The festival also included vitally important films such as Rithy Panh’s The Missing Picture and Errol Morris’s The Unknown Known, which have been covered inCineaste in other contexts, as well as tributes devoted to French filmmaker Nicolas Philibert and Peter Wintonick, the Canadian filmmaker, best known for the Noam Chomsky documentary Manufacturing Consent, who passed away late last year. The Wintonick tribute provided a welcome opportunity to see his 1999 work, Cinéma Vérité: Defining the Moment, a documentary film about documentary filmmaking that’s graced by interviews with many of the towering figures of mid-twentieth-century nonfiction cinema, including Michel Brault, Robert Drew, William Greaves, Wolf Koenig, Barbara Kopple, Richard Leacock, Albert Maysles, D. A. Pennebaker, Pierre Perrault, Karel Reisz, Jean Rouch, and Frederick Wiseman, among others. What better way to mark a documentary film festival than with a screening of a film that’s a veritable who’s-who of nonfiction greats?

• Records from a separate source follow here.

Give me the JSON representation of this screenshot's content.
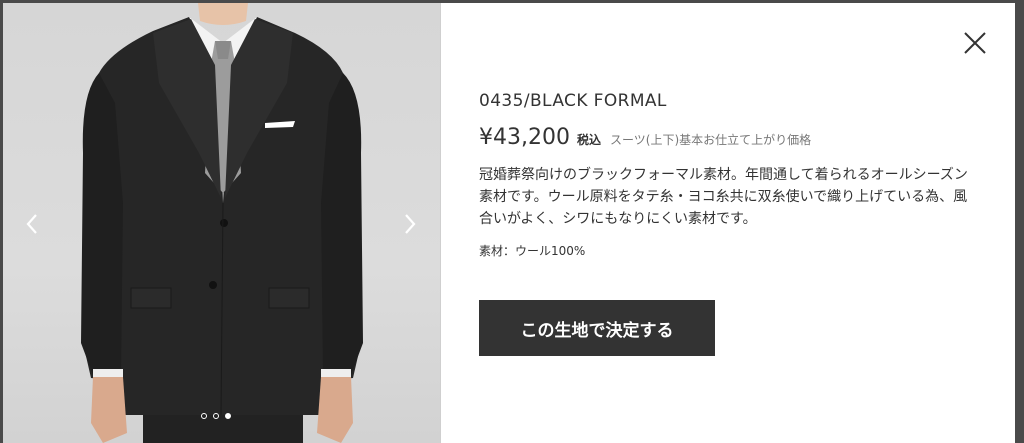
{
  "gallery": {
    "image_alt": "black formal suit jacket on model",
    "prev_icon": "chevron-left-icon",
    "next_icon": "chevron-right-icon",
    "slide_count": 3,
    "active_slide": 3
  },
  "close": {
    "icon": "close-icon"
  },
  "product": {
    "name": "0435/BLACK FORMAL",
    "price": "¥43,200",
    "tax_label": "税込",
    "price_note": "スーツ(上下)基本お仕立て上がり価格",
    "description": "冠婚葬祭向けのブラックフォーマル素材。年間通して着られるオールシーズン素材です。ウール原料をタテ糸・ヨコ糸共に双糸使いで織り上げている為、風合いがよく、シワにもなりにくい素材です。",
    "material": "素材：ウール100%"
  },
  "actions": {
    "decide_label": "この生地で決定する"
  },
  "colors": {
    "button_bg": "#333333",
    "backdrop": "#4a4a4a"
  }
}
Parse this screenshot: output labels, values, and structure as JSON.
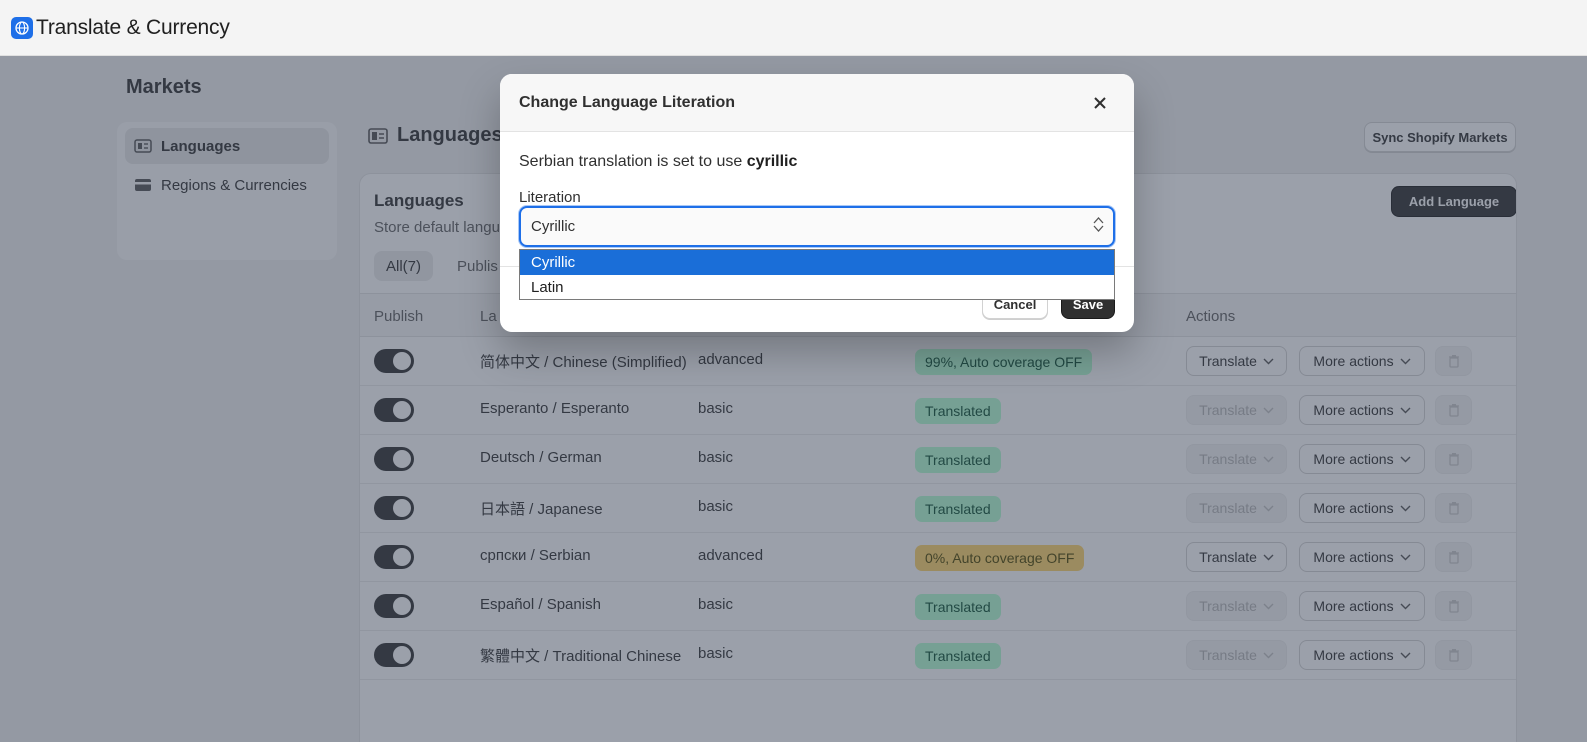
{
  "app": {
    "title": "Translate & Currency",
    "logo_icon": "globe-icon"
  },
  "page": {
    "heading": "Markets"
  },
  "sidebar": {
    "items": [
      {
        "label": "Languages",
        "icon": "language-card-icon",
        "active": true
      },
      {
        "label": "Regions & Currencies",
        "icon": "credit-card-icon",
        "active": false
      }
    ]
  },
  "section": {
    "heading": "Languages",
    "sync_label": "Sync Shopify Markets"
  },
  "card": {
    "title": "Languages",
    "subtitle": "Store default langu",
    "add_label": "Add Language",
    "tabs": [
      "All(7)",
      "Publis"
    ]
  },
  "table": {
    "headers": {
      "publish": "Publish",
      "language": "La",
      "actions": "Actions"
    },
    "rows": [
      {
        "language": "简体中文 / Chinese (Simplified)",
        "plan": "advanced",
        "status": "99%, Auto coverage OFF",
        "status_color": "green",
        "translate": "Translate",
        "translate_enabled": true,
        "more": "More actions"
      },
      {
        "language": "Esperanto / Esperanto",
        "plan": "basic",
        "status": "Translated",
        "status_color": "green",
        "translate": "Translate",
        "translate_enabled": false,
        "more": "More actions"
      },
      {
        "language": "Deutsch / German",
        "plan": "basic",
        "status": "Translated",
        "status_color": "green",
        "translate": "Translate",
        "translate_enabled": false,
        "more": "More actions"
      },
      {
        "language": "日本語 / Japanese",
        "plan": "basic",
        "status": "Translated",
        "status_color": "green",
        "translate": "Translate",
        "translate_enabled": false,
        "more": "More actions"
      },
      {
        "language": "српски / Serbian",
        "plan": "advanced",
        "status": "0%, Auto coverage OFF",
        "status_color": "yellow",
        "translate": "Translate",
        "translate_enabled": true,
        "more": "More actions"
      },
      {
        "language": "Español / Spanish",
        "plan": "basic",
        "status": "Translated",
        "status_color": "green",
        "translate": "Translate",
        "translate_enabled": false,
        "more": "More actions"
      },
      {
        "language": "繁體中文 / Traditional Chinese",
        "plan": "basic",
        "status": "Translated",
        "status_color": "green",
        "translate": "Translate",
        "translate_enabled": false,
        "more": "More actions"
      }
    ]
  },
  "modal": {
    "title": "Change Language Literation",
    "text_prefix": "Serbian translation is set to use ",
    "text_value": "cyrillic",
    "field_label": "Literation",
    "selected": "Cyrillic",
    "options": [
      "Cyrillic",
      "Latin"
    ],
    "cancel_label": "Cancel",
    "save_label": "Save"
  },
  "colors": {
    "accent": "#1e6fe8",
    "dark_button": "#303030",
    "badge_green": "#b4fed2",
    "badge_yellow": "#ffd46a"
  }
}
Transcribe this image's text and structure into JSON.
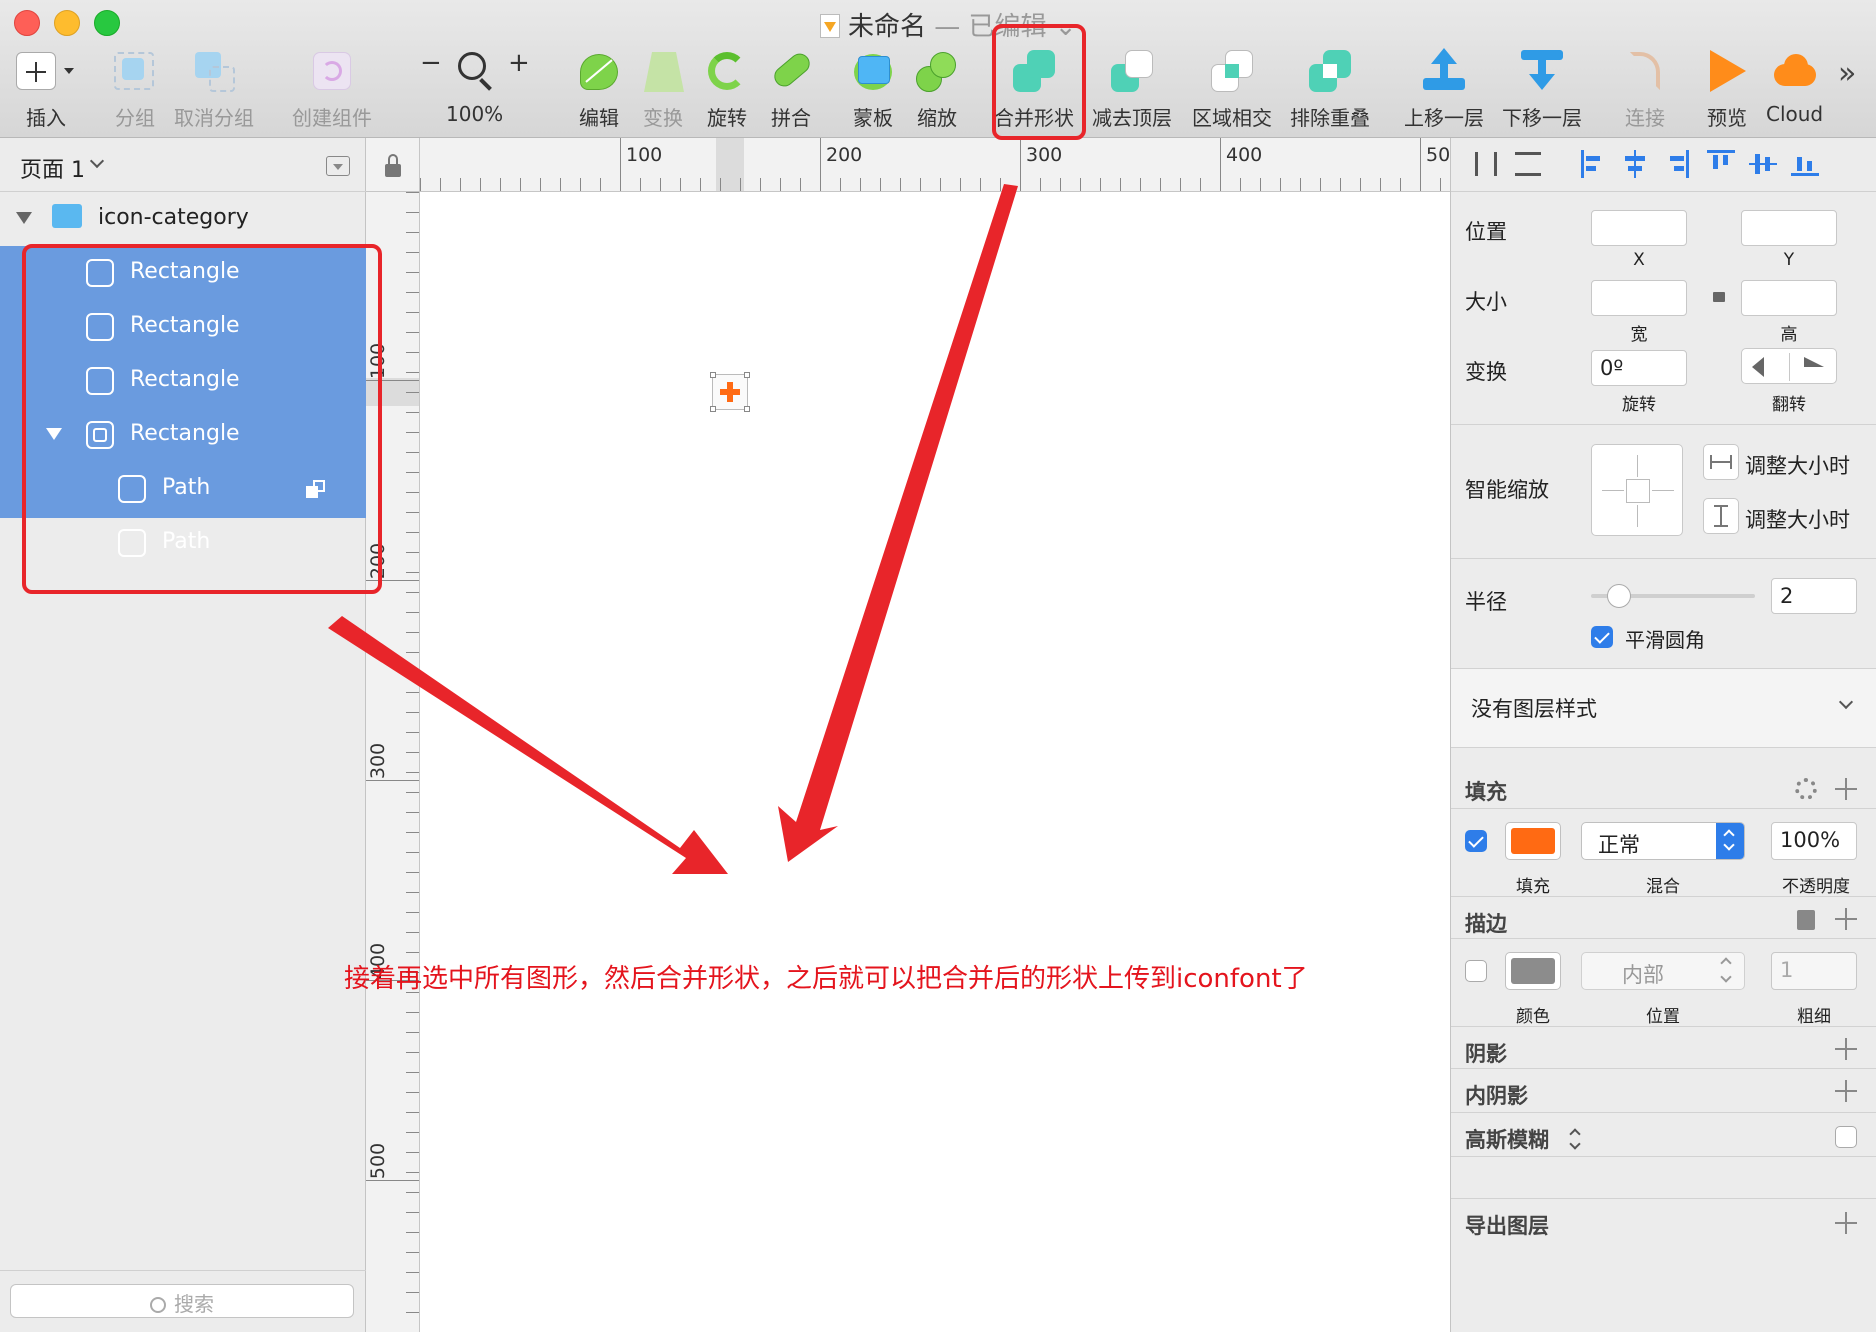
{
  "window": {
    "title": "未命名",
    "title_suffix": "— 已编辑 ⌄"
  },
  "toolbar": {
    "insert": "插入",
    "group": "分组",
    "ungroup": "取消分组",
    "create_symbol": "创建组件",
    "zoom_minus": "−",
    "zoom_plus": "+",
    "zoom_level": "100%",
    "edit": "编辑",
    "transform": "变换",
    "rotate": "旋转",
    "flatten": "拼合",
    "mask": "蒙板",
    "scale": "缩放",
    "union": "合并形状",
    "subtract": "减去顶层",
    "intersect": "区域相交",
    "difference": "排除重叠",
    "forward": "上移一层",
    "backward": "下移一层",
    "link": "连接",
    "preview": "预览",
    "cloud": "Cloud",
    "more": "»"
  },
  "pages": {
    "current": "页面 1"
  },
  "layers": {
    "group_name": "icon-category",
    "items": [
      {
        "name": "Rectangle"
      },
      {
        "name": "Rectangle"
      },
      {
        "name": "Rectangle"
      },
      {
        "name": "Rectangle"
      },
      {
        "name": "Path"
      },
      {
        "name": "Path"
      }
    ],
    "search_placeholder": "搜索"
  },
  "rulers": {
    "top": [
      "100",
      "200",
      "300",
      "400",
      "50"
    ],
    "left": [
      "100",
      "200",
      "300",
      "400",
      "500"
    ]
  },
  "inspector": {
    "position_label": "位置",
    "x_label": "X",
    "y_label": "Y",
    "size_label": "大小",
    "width_label": "宽",
    "height_label": "高",
    "transform_label": "变换",
    "rotate_value": "0º",
    "rotate_label": "旋转",
    "flip_label": "翻转",
    "smart_resize_label": "智能缩放",
    "resize_option_1": "调整大小时",
    "resize_option_2": "调整大小时",
    "radius_label": "半径",
    "radius_value": "2",
    "smooth_corners_label": "平滑圆角",
    "smooth_corners_checked": true,
    "style_label": "没有图层样式",
    "fill_section": "填充",
    "fill_enabled": true,
    "fill_color": "#ff6a13",
    "fill_label": "填充",
    "blend_value": "正常",
    "blend_label": "混合",
    "opacity_value": "100%",
    "opacity_label": "不透明度",
    "border_section": "描边",
    "border_enabled": false,
    "border_color": "#8c8c8c",
    "border_color_label": "颜色",
    "border_position_value": "内部",
    "border_position_label": "位置",
    "border_thickness_value": "1",
    "border_thickness_label": "粗细",
    "shadow_section": "阴影",
    "inner_shadow_section": "内阴影",
    "blur_section": "高斯模糊",
    "export_section": "导出图层"
  },
  "annotation": {
    "text": "接着再选中所有图形，然后合并形状，之后就可以把合并后的形状上传到iconfont了",
    "color": "#e4141d"
  }
}
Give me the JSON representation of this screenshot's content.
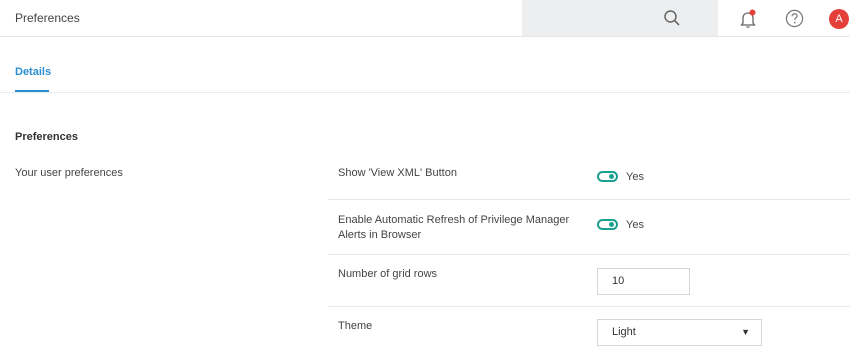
{
  "header": {
    "title": "Preferences",
    "avatar_initial": "A",
    "icons": [
      "search-icon",
      "bell-icon",
      "help-icon"
    ],
    "accent": "#2a8ed0",
    "alert_color": "#e53f3a"
  },
  "tabs": [
    {
      "label": "Details",
      "active": true
    }
  ],
  "section": {
    "title": "Preferences",
    "description": "Your user preferences"
  },
  "settings": {
    "show_xml": {
      "label": "Show 'View XML' Button",
      "value": "Yes",
      "enabled": true
    },
    "auto_refresh": {
      "label": "Enable Automatic Refresh of Privilege Manager Alerts in Browser",
      "value": "Yes",
      "enabled": true
    },
    "grid_rows": {
      "label": "Number of grid rows",
      "value": "10"
    },
    "theme": {
      "label": "Theme",
      "value": "Light"
    }
  },
  "toggle_color": "#1aa08e"
}
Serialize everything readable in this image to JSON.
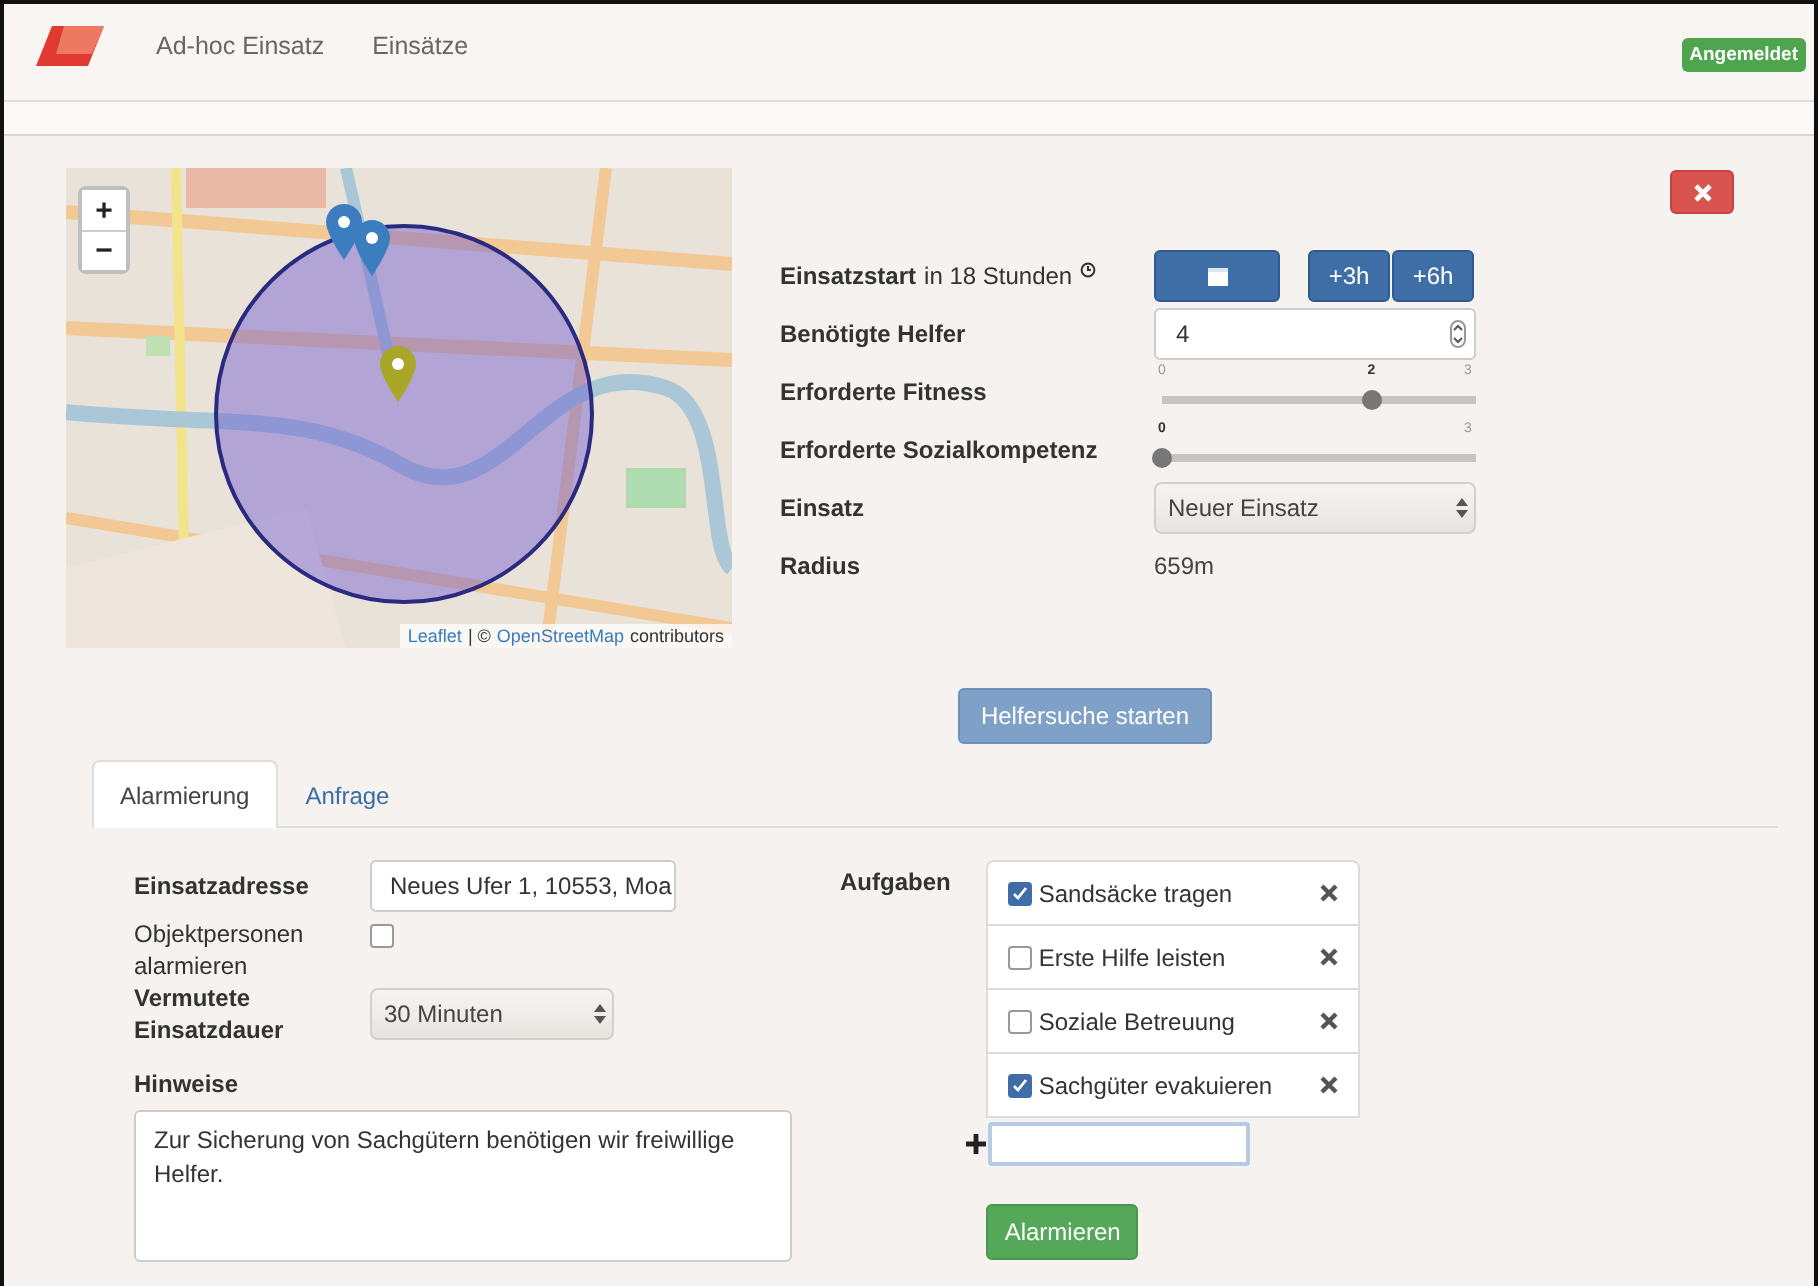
{
  "navbar": {
    "items": [
      {
        "label": "Ad-hoc Einsatz"
      },
      {
        "label": "Einsätze"
      }
    ],
    "status": "Angemeldet"
  },
  "map": {
    "zoom_in": "+",
    "zoom_out": "−",
    "attribution": {
      "link1": "Leaflet",
      "middle": "| ©",
      "link2": "OpenStreetMap",
      "rest": "contributors"
    }
  },
  "form": {
    "start": {
      "label_bold": "Einsatzstart",
      "label_rest": "in 18 Stunden",
      "quick_buttons": [
        "+3h",
        "+6h"
      ]
    },
    "helpers": {
      "label": "Benötigte Helfer",
      "value": "4"
    },
    "sliders": [
      {
        "label": "Erforderte Fitness",
        "min": "0",
        "value": "2",
        "max": "3",
        "level": 0.667
      },
      {
        "label": "Erforderte Sozialkompetenz",
        "value": "0",
        "max": "3",
        "level": 0
      }
    ],
    "einsatz": {
      "label": "Einsatz",
      "value": "Neuer Einsatz"
    },
    "radius": {
      "label": "Radius",
      "value": "659m"
    },
    "search_button": {
      "label": "Helfersuche starten",
      "disabled": true
    }
  },
  "tabs": [
    {
      "label": "Alarmierung",
      "selected": true
    },
    {
      "label": "Anfrage",
      "selected": false
    }
  ],
  "alarm": {
    "address": {
      "label": "Einsatzadresse",
      "value": "Neues Ufer 1, 10553, Moa"
    },
    "notify": {
      "label": "Objektpersonen alarmieren",
      "checked": false
    },
    "duration": {
      "label": "Vermutete Einsatzdauer",
      "value": "30 Minuten"
    },
    "notes": {
      "label": "Hinweise",
      "value": "Zur Sicherung von Sachgütern benötigen wir freiwillige Helfer."
    },
    "tasks": {
      "label": "Aufgaben",
      "items": [
        {
          "label": "Sandsäcke tragen",
          "checked": true
        },
        {
          "label": "Erste Hilfe leisten",
          "checked": false
        },
        {
          "label": "Soziale Betreuung",
          "checked": false
        },
        {
          "label": "Sachgüter evakuieren",
          "checked": true
        }
      ]
    },
    "submit": "Alarmieren"
  }
}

Though I’d like to see Thessaloniki embrace some of the more vanguard developments in contemporary documentary cinema and (a recurring criticism of mine) to achieve a greater geographical diversity in its programming (the dearth of Asian feature films in the selection remains mystifying, especially given the vitality of documentary production today in China and elsewhere), it’s nevertheless heartening to discover filmmakers at work today—such as Gabriella Kessler, Jean-Loïc Portron, Nuria Ibáñez, and Rithy Panh—who can justifiably be mentioned in the same breath as the luminaries featured in Wintonick’s film.

Jared Rapfogel is a member of the Cineaste editorial board and film programmer at Anthology Film Archives in New York City.